Switzerland's finance minister defended the shotgun merger between the country's two largest banks in an interview with Swiss newspaper Neue Zuercher Zeitung on Saturday, saying the use of emergency law was necessary to stabilise the situation.
"Credit Suisse would not have survived Monday," Karin Keller-Sutter said, explaining the need to find a swift solution for Credit Suisse's woes.
"Without a solution, payment transactions with CS in Switzerland would have been significantly disrupted, possibly even collapsed, and wages and bills could no longer have been paid," she said.

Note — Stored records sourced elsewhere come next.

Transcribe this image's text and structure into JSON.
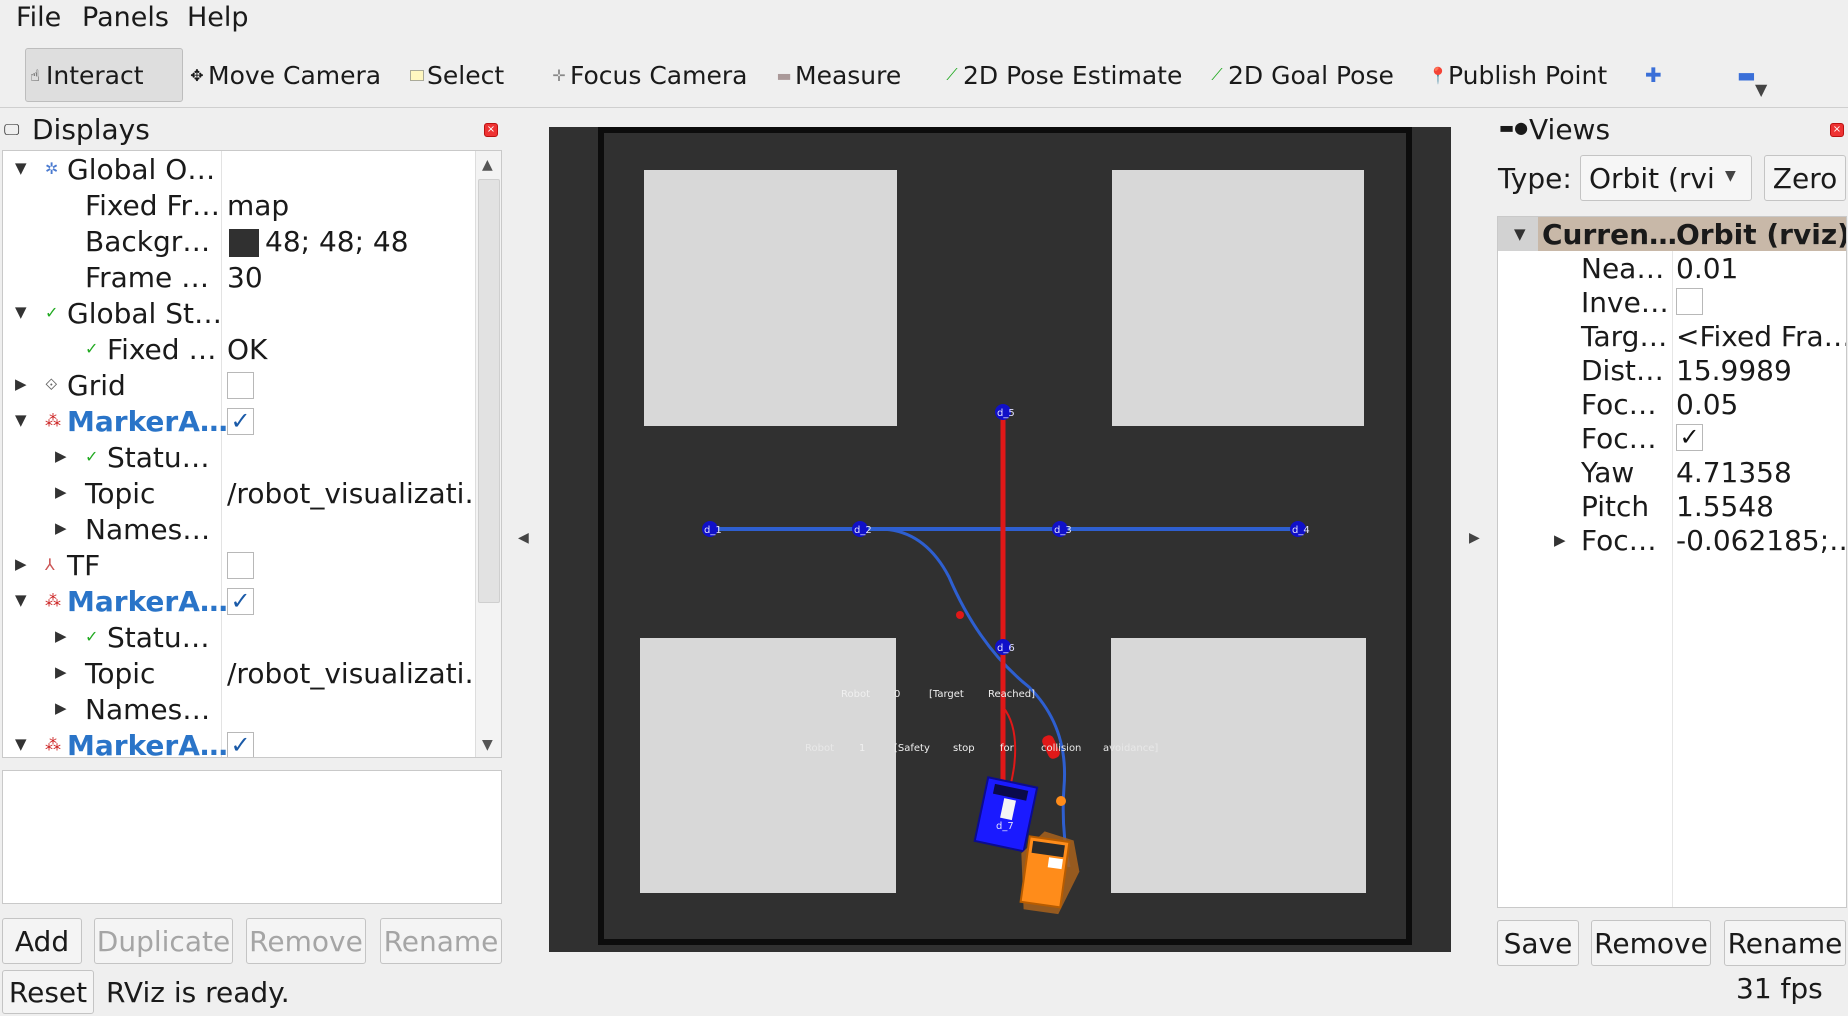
{
  "menu": {
    "file": "File",
    "panels": "Panels",
    "help": "Help"
  },
  "toolbar": {
    "interact": "Interact",
    "move_camera": "Move Camera",
    "select": "Select",
    "focus_camera": "Focus Camera",
    "measure": "Measure",
    "pose_estimate": "2D Pose Estimate",
    "goal_pose": "2D Goal Pose",
    "publish_point": "Publish Point"
  },
  "displays": {
    "title": "Displays",
    "rows": [
      {
        "name": "Global O…",
        "value": ""
      },
      {
        "name": "Fixed Fr…",
        "value": "map"
      },
      {
        "name": "Backgr…",
        "value": "48; 48; 48"
      },
      {
        "name": "Frame …",
        "value": "30"
      },
      {
        "name": "Global St…",
        "value": ""
      },
      {
        "name": "Fixed …",
        "value": "OK"
      },
      {
        "name": "Grid",
        "value": ""
      },
      {
        "name": "MarkerA…",
        "value": ""
      },
      {
        "name": "Statu…",
        "value": ""
      },
      {
        "name": "Topic",
        "value": "/robot_visualizati…"
      },
      {
        "name": "Names…",
        "value": ""
      },
      {
        "name": "TF",
        "value": ""
      },
      {
        "name": "MarkerA…",
        "value": ""
      },
      {
        "name": "Statu…",
        "value": ""
      },
      {
        "name": "Topic",
        "value": "/robot_visualizati…"
      },
      {
        "name": "Names…",
        "value": ""
      },
      {
        "name": "MarkerA…",
        "value": ""
      }
    ],
    "checkmark": "✓",
    "background_color": "#303030",
    "buttons": {
      "add": "Add",
      "duplicate": "Duplicate",
      "remove": "Remove",
      "rename": "Rename"
    }
  },
  "status": {
    "reset": "Reset",
    "message": "RViz is ready.",
    "fps": "31 fps"
  },
  "viewport": {
    "nodes": [
      "d_1",
      "d_2",
      "d_3",
      "d_4",
      "d_5",
      "d_6",
      "d_7"
    ],
    "robot0_text": [
      "Robot",
      "0",
      "[Target",
      "Reached]"
    ],
    "robot1_text": [
      "Robot",
      "1",
      "[Safety",
      "stop",
      "for",
      "collision",
      "avoidance]"
    ]
  },
  "views": {
    "title": "Views",
    "type_label": "Type:",
    "type_value": "Orbit (rviz)",
    "zero": "Zero",
    "rows": [
      {
        "name": "Curren…",
        "value": "Orbit (rviz)"
      },
      {
        "name": "Nea…",
        "value": "0.01"
      },
      {
        "name": "Inve…",
        "value": ""
      },
      {
        "name": "Targ…",
        "value": "<Fixed Fra…"
      },
      {
        "name": "Dist…",
        "value": "15.9989"
      },
      {
        "name": "Foc…",
        "value": "0.05"
      },
      {
        "name": "Foc…",
        "value": ""
      },
      {
        "name": "Yaw",
        "value": "4.71358"
      },
      {
        "name": "Pitch",
        "value": "1.5548"
      },
      {
        "name": "Foc…",
        "value": "-0.062185;…"
      }
    ],
    "buttons": {
      "save": "Save",
      "remove": "Remove",
      "rename": "Rename"
    }
  },
  "colors": {
    "path_blue": "#2e5fd0",
    "path_red": "#e01818",
    "robot0": "#1a1aff",
    "robot1": "#ff8c1a",
    "floor": "#d8d8d8",
    "link_blue": "#2a74c8"
  }
}
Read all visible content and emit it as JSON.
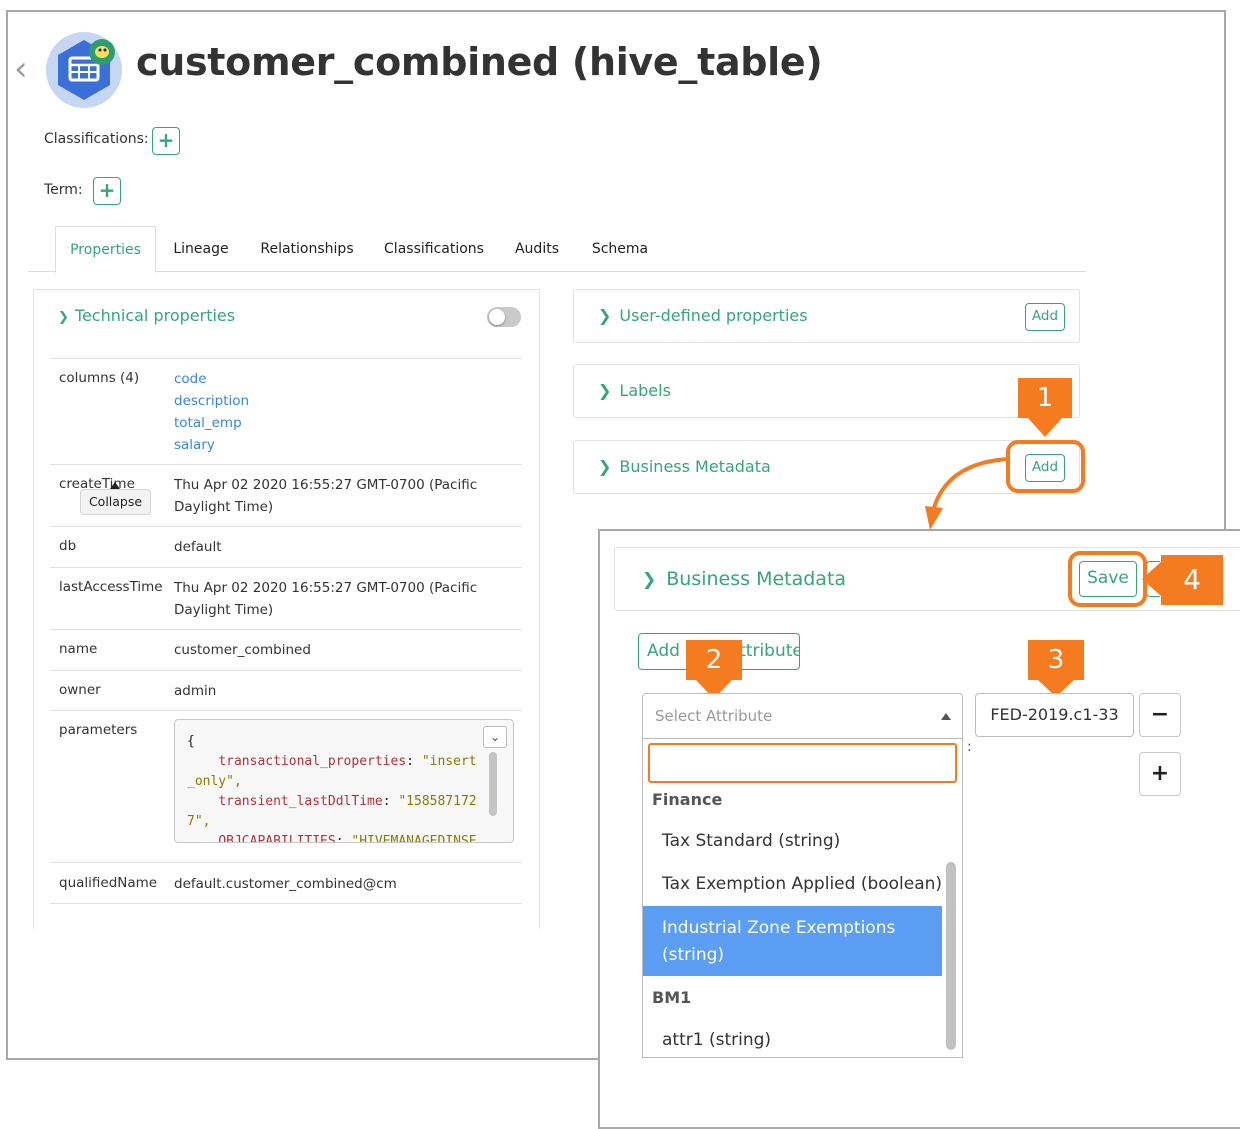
{
  "page": {
    "title": "customer_combined (hive_table)"
  },
  "meta": {
    "classifications_label": "Classifications:",
    "term_label": "Term:",
    "add_symbol": "+"
  },
  "tabs": [
    "Properties",
    "Lineage",
    "Relationships",
    "Classifications",
    "Audits",
    "Schema"
  ],
  "technical": {
    "header": "Technical properties",
    "tooltip": "Collapse",
    "rows": [
      {
        "key": "columns (4)",
        "values": [
          "code",
          "description",
          "total_emp",
          "salary"
        ]
      },
      {
        "key": "createTime",
        "value": "Thu Apr 02 2020 16:55:27 GMT-0700 (Pacific Daylight Time)"
      },
      {
        "key": "db",
        "value": "default"
      },
      {
        "key": "lastAccessTime",
        "value": "Thu Apr 02 2020 16:55:27 GMT-0700 (Pacific Daylight Time)"
      },
      {
        "key": "name",
        "value": "customer_combined"
      },
      {
        "key": "owner",
        "value": "admin"
      },
      {
        "key": "parameters",
        "value": ""
      },
      {
        "key": "qualifiedName",
        "value": "default.customer_combined@cm"
      }
    ],
    "parameters_json": [
      {
        "text": "{"
      },
      {
        "key": "transactional_properties",
        "value": "\"insert_only\","
      },
      {
        "key": "transient_lastDdlTime",
        "value": "\"1585871727\","
      },
      {
        "key": "OBJCAPABILITIES",
        "value": "\"HIVEMANAGEDINSERTREAD,HIVEMANAGEDINSERTWRITE\","
      }
    ]
  },
  "side_panels": {
    "user_defined": "User-defined properties",
    "labels": "Labels",
    "business_metadata": "Business Metadata",
    "add_label": "Add"
  },
  "callouts": [
    "1",
    "2",
    "3",
    "4"
  ],
  "zoom": {
    "title": "Business Metadata",
    "save_label": "Save",
    "add_attribute_label": "Add New Attribute",
    "select_placeholder": "Select Attribute",
    "value": "FED-2019.c1-33",
    "colon": ":",
    "minus": "−",
    "plus": "+",
    "options": {
      "group1": "Finance",
      "opt1": "Tax Standard (string)",
      "opt2": "Tax Exemption Applied (boolean)",
      "opt3": "Industrial Zone Exemptions (string)",
      "group2": "BM1",
      "opt4": "attr1 (string)"
    }
  },
  "colors": {
    "accent": "#38a47a",
    "link": "#3a87d6",
    "callout": "#f47b20",
    "highlight": "#5b9ef3",
    "icon": "#3a6fd8"
  }
}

Last Sunday it was announced that UBS had agreed to buy its rival Credit Suisse for 3 billion Swiss francs ($3.23 billion) in stock and agreed to assume up to 5 billion francs ($5.4 billion) in losses in a merger engineered by Swiss authorities to prevent more market turmoil in global banking.
Emergency law was used to enable the banks to reach a speedy agreement. Shareholders, for example, who would normally get a say in such a takeover were largely bypassed, which has angered some of them.
Keller-Sutter said the Swiss government's executive Federal Council "only went as far as was absolutely necessary to achieve the goal of stabilisation".
"If we had done nothing, CS shares would have been worthless on Monday and the shareholders would have gone home empty-handed," she said.